Maruf mengatakan banyak pemilik perusahaan, termasuk pemilik hotel dan pertokoan, serta pimpinan di kantor pemerintah yang mengharuskan para pegawainya mengenakan atribut Natal setiap perayaan hari Natal dan dilakukan oleh sang karyawan, sekalipun agamanya muslim.
Bahkan sebelum fatwa tersebut dikeluarkan, MUI sampai menerima cibiran karena walaupun laporan sudah banyak disampaikan namun MUI tidak juga mengambil sikap. "Ini MUI apa ini, apa budek (tuli) atau apa, bisu gitu. Artinya nggak dengar ini, teriakan-teriakan (dari masyarakat) ini, akhirnya MUI mengeluarkan (fatwa) tahun ini," terangnya.

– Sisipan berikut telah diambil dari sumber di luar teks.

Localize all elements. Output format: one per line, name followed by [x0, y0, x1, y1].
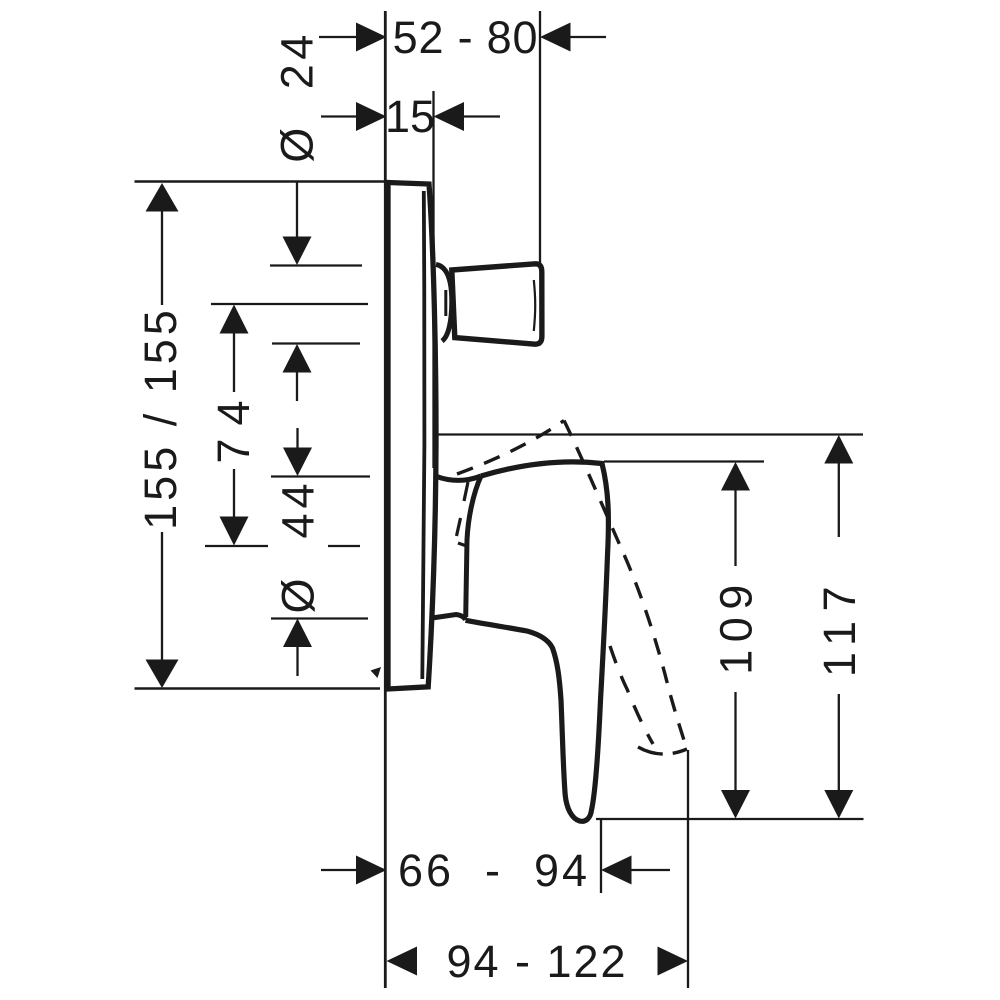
svg-text:Ø 24: Ø 24: [272, 30, 323, 163]
dashed lever top edge (alternate position): [457, 421, 564, 475]
svg-text:117: 117: [814, 577, 865, 677]
arrow 52-80 left: [356, 23, 387, 52]
dimension Ø44 outside arrows: [296, 428, 298, 449]
dimension line 155/155 with arrows: [146, 183, 179, 212]
arrow 52-80 right: [540, 23, 571, 52]
knob right face inner line: [534, 280, 535, 331]
arrow 94-122 left: [387, 947, 418, 976]
arrow 94-122 right: [658, 947, 689, 976]
extension line 52-80 right: [539, 11, 541, 263]
extension line hub centre y546 (gap for text): [205, 545, 268, 547]
extension line hub top y476: [271, 475, 370, 477]
extension line knob bottom y343: [272, 342, 360, 344]
knob body: [452, 264, 542, 344]
svg-text:15: 15: [385, 91, 435, 142]
escutcheon plate outline: [388, 183, 436, 690]
dashed hub left face marks: [464, 482, 468, 501]
arrow 15 right: [434, 102, 465, 131]
svg-text:109: 109: [711, 577, 762, 675]
small wall leader arrow: [371, 667, 382, 678]
lever outline (top edge, right edge, tip, underside): [466, 462, 609, 821]
extension line hub bottom y618: [271, 617, 368, 619]
extension line bottom of plate y688: [135, 687, 381, 690]
dashed lever tip arc: [638, 747, 687, 754]
knob stem outer arc: [436, 265, 452, 342]
dashed lever outer edge: [564, 421, 687, 749]
knob stem waist line: [444, 290, 447, 316]
dashed lever inner edge: [610, 646, 653, 744]
arrow 66-94 right: [601, 856, 632, 885]
wall reference line: [384, 11, 387, 988]
extension line top of plate y182: [135, 180, 389, 183]
svg-text:155 / 155: 155 / 155: [135, 306, 186, 530]
dimension line 117 with arrows: [824, 435, 853, 464]
extension line dashed lever top y435: [438, 433, 863, 435]
extension line knob centre y304: [211, 303, 368, 305]
extension line bottom y819: [596, 818, 864, 820]
dimension line 74 with arrows: [220, 305, 249, 334]
extension line dashed tip x688: [687, 750, 689, 988]
extension line knob top y265: [270, 264, 362, 266]
svg-text:Ø 44: Ø 44: [273, 478, 324, 613]
arrow 66-94 left: [321, 869, 357, 871]
svg-text:66 - 94: 66 - 94: [398, 845, 590, 896]
arrow 15 left: [356, 102, 387, 131]
lever hub bottom edge: [432, 615, 466, 620]
svg-text:52 - 80: 52 - 80: [393, 12, 539, 63]
plate inner rim line: [422, 191, 424, 679]
extension line lever top corner y461.5: [604, 460, 764, 462]
svg-text:74: 74: [208, 387, 259, 463]
extension line lever tip x601: [600, 818, 602, 893]
dimension line 109 with arrows: [721, 462, 750, 491]
svg-text:94 - 122: 94 - 122: [446, 936, 627, 987]
extension line 15 right: [432, 91, 434, 468]
lever hub top edge: [437, 476, 482, 480]
dimension Ø24 outside arrows: [296, 182, 298, 238]
lever hub left face: [466, 476, 481, 617]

Maruf mengatakan, pemaksaan umat muslim mengenakan atribut nonmuslim adalah kebijakan yang bertentangan dengan Pancasila, prinsip Bhinneka Tunggal Ika dan Undang-Undang Dasar (UUD) 1945. "Oleh karena itu kalau ada pemaksaan, itu harus dicegah. Pemerintah harus mencegah, mengawasi pihak yang melakukan pemaksaan, dan tekanan kepada pegawai Muslim untuk melakukan perbuatan yang bertentangan dengan ajaran Muslim. Ini rekomendasi ke pemerintah," ungkap Maruf.

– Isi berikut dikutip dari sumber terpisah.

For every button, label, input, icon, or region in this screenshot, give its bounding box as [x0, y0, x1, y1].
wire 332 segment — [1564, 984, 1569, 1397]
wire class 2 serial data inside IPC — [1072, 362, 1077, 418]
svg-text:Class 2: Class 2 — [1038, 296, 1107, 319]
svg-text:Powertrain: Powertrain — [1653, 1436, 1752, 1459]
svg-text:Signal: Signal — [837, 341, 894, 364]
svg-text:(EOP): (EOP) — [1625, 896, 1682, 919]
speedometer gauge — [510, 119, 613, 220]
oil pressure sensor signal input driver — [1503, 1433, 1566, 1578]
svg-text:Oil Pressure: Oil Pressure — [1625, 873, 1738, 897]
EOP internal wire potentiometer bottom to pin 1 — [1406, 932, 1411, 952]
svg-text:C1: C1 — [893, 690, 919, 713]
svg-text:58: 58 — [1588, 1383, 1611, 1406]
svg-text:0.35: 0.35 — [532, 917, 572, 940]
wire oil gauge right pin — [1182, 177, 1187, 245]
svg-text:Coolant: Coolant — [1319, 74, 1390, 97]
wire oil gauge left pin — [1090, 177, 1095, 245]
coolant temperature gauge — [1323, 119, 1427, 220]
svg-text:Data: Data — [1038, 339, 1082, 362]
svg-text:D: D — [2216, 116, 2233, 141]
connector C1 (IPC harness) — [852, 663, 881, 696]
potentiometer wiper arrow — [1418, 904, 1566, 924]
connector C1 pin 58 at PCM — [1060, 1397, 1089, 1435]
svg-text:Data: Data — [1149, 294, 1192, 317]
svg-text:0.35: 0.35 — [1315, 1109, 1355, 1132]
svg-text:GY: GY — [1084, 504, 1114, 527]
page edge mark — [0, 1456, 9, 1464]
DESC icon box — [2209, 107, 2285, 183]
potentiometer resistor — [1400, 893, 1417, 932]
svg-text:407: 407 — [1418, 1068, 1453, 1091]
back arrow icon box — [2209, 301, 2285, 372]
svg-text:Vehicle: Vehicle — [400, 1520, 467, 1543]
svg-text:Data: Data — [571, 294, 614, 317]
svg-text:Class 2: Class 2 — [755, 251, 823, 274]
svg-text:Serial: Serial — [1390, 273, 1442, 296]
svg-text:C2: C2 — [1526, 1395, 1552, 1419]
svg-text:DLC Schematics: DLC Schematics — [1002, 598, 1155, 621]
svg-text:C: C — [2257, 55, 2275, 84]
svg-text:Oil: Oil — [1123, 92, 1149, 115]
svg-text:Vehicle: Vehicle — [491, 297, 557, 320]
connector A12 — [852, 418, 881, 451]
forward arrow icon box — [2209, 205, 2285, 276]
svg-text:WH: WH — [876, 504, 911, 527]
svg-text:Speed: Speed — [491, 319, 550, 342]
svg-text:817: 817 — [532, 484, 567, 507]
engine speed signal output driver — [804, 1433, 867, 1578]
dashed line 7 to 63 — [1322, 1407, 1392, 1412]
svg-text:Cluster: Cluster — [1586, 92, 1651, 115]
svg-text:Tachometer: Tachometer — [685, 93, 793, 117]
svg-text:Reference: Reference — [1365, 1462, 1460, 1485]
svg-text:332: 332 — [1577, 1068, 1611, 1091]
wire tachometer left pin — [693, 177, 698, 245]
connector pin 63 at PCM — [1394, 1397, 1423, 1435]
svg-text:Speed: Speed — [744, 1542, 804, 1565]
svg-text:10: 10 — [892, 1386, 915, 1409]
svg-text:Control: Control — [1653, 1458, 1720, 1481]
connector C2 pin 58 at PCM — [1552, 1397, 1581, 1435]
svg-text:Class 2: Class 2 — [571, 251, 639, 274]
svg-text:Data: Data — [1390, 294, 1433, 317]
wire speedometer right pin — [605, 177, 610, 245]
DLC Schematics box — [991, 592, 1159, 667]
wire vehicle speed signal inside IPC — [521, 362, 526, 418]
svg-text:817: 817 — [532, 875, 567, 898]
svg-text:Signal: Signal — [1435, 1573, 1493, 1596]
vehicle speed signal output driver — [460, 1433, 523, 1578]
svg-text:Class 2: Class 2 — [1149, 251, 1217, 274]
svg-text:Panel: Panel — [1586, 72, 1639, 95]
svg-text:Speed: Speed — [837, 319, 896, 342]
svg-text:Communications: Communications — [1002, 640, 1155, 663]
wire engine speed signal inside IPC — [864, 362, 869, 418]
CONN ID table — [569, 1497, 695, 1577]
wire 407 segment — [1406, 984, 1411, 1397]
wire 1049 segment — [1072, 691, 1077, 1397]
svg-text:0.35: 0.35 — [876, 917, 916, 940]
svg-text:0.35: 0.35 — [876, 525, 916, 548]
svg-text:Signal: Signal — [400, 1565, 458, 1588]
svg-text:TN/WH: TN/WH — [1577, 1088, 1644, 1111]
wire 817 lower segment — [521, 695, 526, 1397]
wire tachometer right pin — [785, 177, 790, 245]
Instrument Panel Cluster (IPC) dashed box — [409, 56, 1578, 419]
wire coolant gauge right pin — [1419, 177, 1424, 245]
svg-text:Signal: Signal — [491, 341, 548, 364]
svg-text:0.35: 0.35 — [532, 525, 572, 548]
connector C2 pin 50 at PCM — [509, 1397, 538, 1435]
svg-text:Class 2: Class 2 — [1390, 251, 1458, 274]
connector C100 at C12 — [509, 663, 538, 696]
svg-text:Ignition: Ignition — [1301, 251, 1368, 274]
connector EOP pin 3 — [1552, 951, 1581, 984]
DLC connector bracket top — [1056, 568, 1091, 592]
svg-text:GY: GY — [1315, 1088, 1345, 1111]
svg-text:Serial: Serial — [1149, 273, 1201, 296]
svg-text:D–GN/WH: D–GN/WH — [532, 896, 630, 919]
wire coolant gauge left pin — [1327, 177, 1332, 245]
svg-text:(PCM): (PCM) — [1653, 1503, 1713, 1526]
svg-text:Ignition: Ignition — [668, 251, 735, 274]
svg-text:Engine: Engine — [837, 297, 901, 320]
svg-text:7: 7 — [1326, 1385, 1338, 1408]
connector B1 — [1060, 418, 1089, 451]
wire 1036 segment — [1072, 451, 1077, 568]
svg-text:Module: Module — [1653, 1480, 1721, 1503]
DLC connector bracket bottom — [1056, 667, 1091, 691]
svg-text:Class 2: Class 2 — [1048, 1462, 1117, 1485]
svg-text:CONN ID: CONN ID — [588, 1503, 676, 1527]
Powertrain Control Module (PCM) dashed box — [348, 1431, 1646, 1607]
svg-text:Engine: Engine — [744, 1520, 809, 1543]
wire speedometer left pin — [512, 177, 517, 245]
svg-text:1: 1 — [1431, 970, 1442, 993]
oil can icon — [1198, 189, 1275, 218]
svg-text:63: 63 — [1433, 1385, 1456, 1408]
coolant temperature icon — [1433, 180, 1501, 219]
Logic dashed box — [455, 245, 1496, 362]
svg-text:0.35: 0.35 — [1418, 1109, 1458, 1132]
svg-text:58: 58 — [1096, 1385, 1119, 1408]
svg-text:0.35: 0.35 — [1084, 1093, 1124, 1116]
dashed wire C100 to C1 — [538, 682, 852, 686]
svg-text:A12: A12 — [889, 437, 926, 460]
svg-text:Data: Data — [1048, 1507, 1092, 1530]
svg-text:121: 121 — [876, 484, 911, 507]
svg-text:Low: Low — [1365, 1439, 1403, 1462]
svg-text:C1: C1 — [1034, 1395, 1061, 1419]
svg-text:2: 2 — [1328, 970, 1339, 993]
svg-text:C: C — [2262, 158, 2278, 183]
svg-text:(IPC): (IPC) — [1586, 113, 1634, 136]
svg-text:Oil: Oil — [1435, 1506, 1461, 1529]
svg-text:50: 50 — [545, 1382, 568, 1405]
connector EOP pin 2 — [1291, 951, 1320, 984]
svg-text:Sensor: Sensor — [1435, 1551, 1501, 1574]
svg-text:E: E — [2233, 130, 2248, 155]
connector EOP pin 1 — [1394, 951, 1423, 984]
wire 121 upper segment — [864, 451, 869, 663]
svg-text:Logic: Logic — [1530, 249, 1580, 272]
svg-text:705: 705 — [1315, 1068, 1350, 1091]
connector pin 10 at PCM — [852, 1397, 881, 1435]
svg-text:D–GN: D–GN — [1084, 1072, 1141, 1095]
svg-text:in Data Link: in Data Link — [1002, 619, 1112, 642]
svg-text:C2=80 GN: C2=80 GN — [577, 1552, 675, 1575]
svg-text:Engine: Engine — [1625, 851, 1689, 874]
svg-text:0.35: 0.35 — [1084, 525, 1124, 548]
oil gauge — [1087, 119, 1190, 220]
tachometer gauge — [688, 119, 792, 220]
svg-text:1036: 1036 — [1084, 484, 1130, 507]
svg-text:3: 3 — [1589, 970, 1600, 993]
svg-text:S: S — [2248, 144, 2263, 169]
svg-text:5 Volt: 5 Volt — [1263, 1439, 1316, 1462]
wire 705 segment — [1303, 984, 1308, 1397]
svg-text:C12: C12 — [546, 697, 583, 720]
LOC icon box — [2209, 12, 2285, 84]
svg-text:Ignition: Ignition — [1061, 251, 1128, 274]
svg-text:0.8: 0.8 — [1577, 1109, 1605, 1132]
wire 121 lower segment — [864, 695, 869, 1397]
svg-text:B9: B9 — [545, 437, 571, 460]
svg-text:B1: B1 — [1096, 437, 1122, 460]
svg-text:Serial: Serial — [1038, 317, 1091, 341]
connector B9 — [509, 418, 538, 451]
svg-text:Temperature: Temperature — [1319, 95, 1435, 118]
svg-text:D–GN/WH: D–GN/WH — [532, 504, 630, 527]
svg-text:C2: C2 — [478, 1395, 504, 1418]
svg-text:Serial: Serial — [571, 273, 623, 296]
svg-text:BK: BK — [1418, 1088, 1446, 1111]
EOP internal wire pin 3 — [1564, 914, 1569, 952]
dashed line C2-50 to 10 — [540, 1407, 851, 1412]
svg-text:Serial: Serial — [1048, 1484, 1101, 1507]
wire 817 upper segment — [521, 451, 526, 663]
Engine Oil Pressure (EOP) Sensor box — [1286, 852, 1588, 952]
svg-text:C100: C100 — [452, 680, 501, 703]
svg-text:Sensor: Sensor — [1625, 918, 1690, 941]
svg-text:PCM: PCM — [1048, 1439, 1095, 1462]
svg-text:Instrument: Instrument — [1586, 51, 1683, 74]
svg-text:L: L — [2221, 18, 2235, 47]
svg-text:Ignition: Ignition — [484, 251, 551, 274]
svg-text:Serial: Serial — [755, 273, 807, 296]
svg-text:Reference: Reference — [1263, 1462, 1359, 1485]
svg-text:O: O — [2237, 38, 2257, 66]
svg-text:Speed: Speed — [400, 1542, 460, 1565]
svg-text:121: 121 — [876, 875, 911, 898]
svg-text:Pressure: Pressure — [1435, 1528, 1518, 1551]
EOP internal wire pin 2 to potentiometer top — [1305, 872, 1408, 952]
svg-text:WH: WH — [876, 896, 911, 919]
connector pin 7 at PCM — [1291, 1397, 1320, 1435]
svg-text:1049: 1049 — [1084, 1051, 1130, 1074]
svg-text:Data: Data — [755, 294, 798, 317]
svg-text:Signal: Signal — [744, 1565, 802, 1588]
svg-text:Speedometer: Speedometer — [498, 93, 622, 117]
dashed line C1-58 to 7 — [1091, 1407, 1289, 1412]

Terhadap tudingan-tudingan yang menyebut fatwa MUI tersebut bertentangan dengan Pancasila, prinsip Bhinneka Tunggal Ika dan UUD 1945, Maruf menegaskan pihaknya menolak hal tersebut.
Ia menegaskan bahwa aturan tersebut hanya berlaku bagi seorang muslim dan untuk umat agama lain, adalah hak mereka untuk mengenakan atribut tersebut. "Kita justru tidak merusak Bhinneka Tunggal Ika," ujarnya.
MUI menegaskan tidak akan memberikan toleransi kepada organisasi masyarakat (ormas) Islam untuk melakukan sweeping terkait fatwa tersebut. Pihak yang berhak melakukan hal tersebut, menurut Maruf, adalah pemerintah atau pihak yang berwajib.
"Sejak dahulu sampai sekarang, MUI tidak akan memberikan toleransi kepada masyarakat, ormas Islam untuk melakukan eksekusi dan sweeping. Yang berhak pihak pemerintah, maka dari itu MUI meminta pemerintah untuk mencegah menggunakan atribut-atribut itu," ujar Maruf.